French government to face no-confidence vote over pension age rise

The French government will face a no-confidence vote on Monday, as MPs said they feared for their safety, strike action intensified and police banned demonstrators from parts of central Paris after Emmanuel Macron’s decision to push through an unpopular rise in the pension age without a parliament vote.

Opposition politicians have filed two no-confidence motions in protest at the government using controversial executive powers to raise the state pension age from 62 to 64.

The French president decided last week that the government should use article 49.3 of the constitution to bypass parliament, because he feared it could not garner enough votes for the pension changes.

Related: Why are pensions such a political flashpoint in France?

After two months of protests against the pensions changes and on-off strikes headed by a rare united front of all trade unions, anger continued to mount during the weekend, with demonstrations in many towns. More rail, air and school strikes are planned over the next week.

The two no-confidence motions are seen as unlikely to pass, as they would require an unprecedented grouping together of all the warring opposition parties.

There would have to be a united front across the political spectrum – from the radical left to Marine Le Pen’s far-right and Nicolas Sarkozy’s rightwing Les Républicains – in order to meet the high threshold of an absolute majority of 287 votes.

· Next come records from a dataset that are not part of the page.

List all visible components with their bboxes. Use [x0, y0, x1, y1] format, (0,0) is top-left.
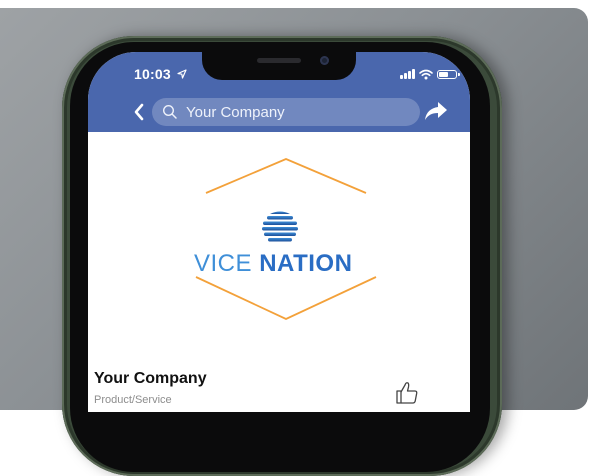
- logo-wordmark: VICE NATION: [194, 250, 352, 278]
- globe-icon: [262, 211, 298, 242]
- page-name: Your Company: [94, 370, 207, 387]
- logo-word-nation: NATION: [259, 250, 353, 277]
- logo-frame: [195, 158, 377, 320]
- like-icon[interactable]: [394, 380, 420, 406]
- logo-word-vice: VICE: [194, 250, 253, 277]
- phone-screen: 10:03 Your Company VICE NATION Your Comp…: [88, 52, 470, 412]
- page-category: Product/Service: [94, 394, 172, 406]
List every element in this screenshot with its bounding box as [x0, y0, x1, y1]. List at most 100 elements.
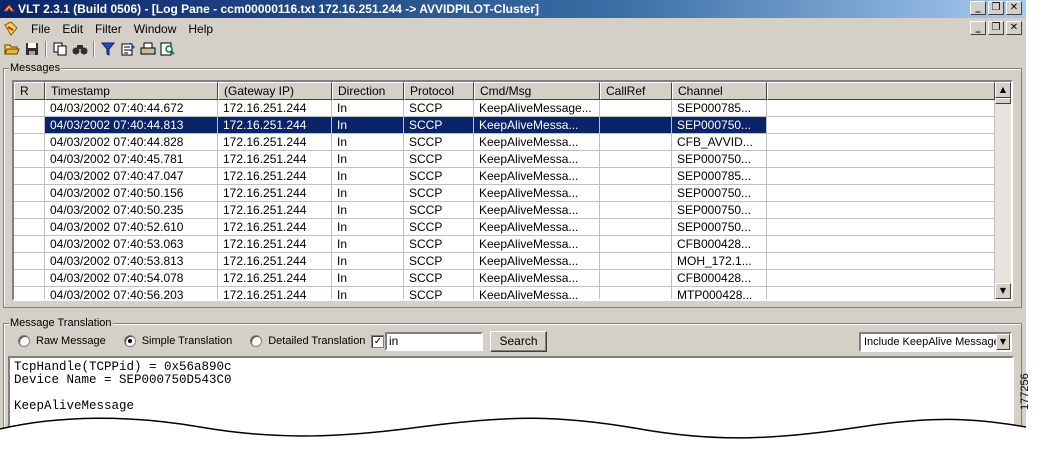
vertical-scrollbar[interactable]: ▲ ▼	[995, 82, 1011, 299]
table-row[interactable]: 04/03/2002 07:40:53.063 172.16.251.244 In S…	[14, 236, 999, 253]
menu-file[interactable]: File	[25, 22, 56, 36]
cell-timestamp: 04/03/2002 07:40:44.828	[45, 134, 218, 151]
messages-label: Messages	[9, 62, 62, 74]
cell-gateway-ip: 172.16.251.244	[218, 151, 332, 168]
column-header-protocol[interactable]: Protocol	[404, 82, 474, 100]
copy-icon[interactable]	[50, 40, 70, 58]
cell-channel: CFB000428...	[672, 270, 767, 287]
cell-cmd-msg: KeepAliveMessa...	[474, 202, 600, 219]
cell-channel: SEP000750...	[672, 151, 767, 168]
cell-cmd-msg: KeepAliveMessa...	[474, 134, 600, 151]
cell-filler	[767, 253, 995, 270]
document-icon[interactable]	[3, 20, 19, 37]
print-icon[interactable]	[138, 40, 158, 58]
column-header-r[interactable]: R	[14, 82, 45, 100]
table-row[interactable]: 04/03/2002 07:40:44.813 172.16.251.244 In S…	[14, 117, 999, 134]
close-button[interactable]: ✕	[1006, 1, 1022, 15]
cell-callref	[600, 134, 672, 151]
application-window: VLT 2.3.1 (Build 0506) - [Log Pane - ccm…	[0, 0, 1026, 449]
cell-gateway-ip: 172.16.251.244	[218, 202, 332, 219]
cell-protocol: SCCP	[404, 134, 474, 151]
cell-channel: SEP000785...	[672, 168, 767, 185]
table-row[interactable]: 04/03/2002 07:40:44.672 172.16.251.244 In S…	[14, 100, 999, 117]
cell-protocol: SCCP	[404, 202, 474, 219]
open-icon[interactable]	[2, 40, 22, 58]
column-header-timestamp[interactable]: Timestamp	[45, 82, 218, 100]
cell-timestamp: 04/03/2002 07:40:53.813	[45, 253, 218, 270]
cell-gateway-ip: 172.16.251.244	[218, 100, 332, 117]
title-bar[interactable]: VLT 2.3.1 (Build 0506) - [Log Pane - ccm…	[0, 0, 1026, 18]
preview-icon[interactable]	[158, 40, 178, 58]
chevron-down-icon[interactable]: ▼	[996, 334, 1010, 350]
cell-timestamp: 04/03/2002 07:40:52.610	[45, 219, 218, 236]
cell-callref	[600, 287, 672, 299]
table-row[interactable]: 04/03/2002 07:40:50.156 172.16.251.244 In S…	[14, 185, 999, 202]
pane-restore-button[interactable]: ❐	[988, 21, 1004, 35]
restore-button[interactable]: ❐	[988, 1, 1004, 15]
filter-icon[interactable]	[98, 40, 118, 58]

One motion was proposed by the centrist group, Liot, as a kind of multiparty no-confidence motion, co-signed by the Nupes alliance of parties on the left. Another no-confidence motion has been proposed by Le Pen’s far-right National Rally party, which has 88 MPs.

The only way a no-confidence vote would pass would be with the support of a large number of MPs from Les Républicains. But the party’s leader, Éric Ciotti, has ordered his MPs not to vote against the government on the grounds it could lead to “chaos”.

Ciotti’s constituency office in the southern city of Nice was ransacked at the weekend. Windows were broken and graffiti on the walls threatened riots unless he supported the no-confidence vote.

“They want through violence to put pressure on my vote on Monday. I will never yield to the new disciples of the Terror,” Ciotti wrote on Twitter.

Other MPs from Les Républicains party said they were receiving hundreds of threatening emails a day.

“It’s as if tomorrow they want to decapitate us,” said Frédérique Meunier from the Corrèze, telling BFMTV that the emails politicians were receiving amounted to harassment. The constituency offices of MPs from Macron’s centrist Renaissance party were also vandalised.

A poll in the Journal du Dimanche on Sunday showed Macron’s popularity has dropped to its lowest since the gilets jaunes anti-government protests four years ago.

As police brace for a week of unpredictable, spontaneous protests in cities and small towns across France, the mood of anger was likened to the start of the gilets jaunes protests, when demonstrators in small towns and the countryside congregated on roundabouts and at street protests. The protests were initially against fuel tax rises but evolved to encompass a wider lack of trust in the political system.

More than 160 people were arrested across France by the early hours of Sunday morning after the third consecutive night of street protests since the government pushed through the pensions changes. Police used tear gas in Paris as bins were set alight and there were clashes with demonstrators in Bordeaux and Nantes. Several people were arrested in Lyon after police said “groups of violent individuals” triggered clashes.

Paris police authorities continued to ban demonstrators gathering at the Place de la Concorde opposite parliament after clashes with protesters last week.

“The reform must be implemented,” the economy minister, Bruno Le Maire, told Le Parisien newspaper. He said there was a right to demonstrate but “violence cannot be tolerated”.

A rare alliance of France’s main trade unions will continue to mobilise to try to force a U-turn on the pensions changes. A day of nationwide industrial action, which will affect trains, air travel and schools, is scheduled for Thursday.

Strike action was stepped up at the weekend, with refinery shut-downs and petrol queues beginning in the south, even though authorities said supplies were high enough to avoid shortages. Philippe Martinez from the leftwing CGT trade union urged bin workers in Paris to continue their two-week-long refuse strike, which has left more than 10,000 tonnes of garbage piling up across across half of Paris neighbourhoods.

One key concern was the crucial baccalauréat exams for high-school leavers, which begin on Monday just as teachers’ unions called for strikes. Supervision of the exams could be affected if staff strike. Martinez said it was important that the exams took place in “good conditions”. Laurent Berger of the moderate CFDT union said the exams must not be perturbed as high school students were already under a lot of stress.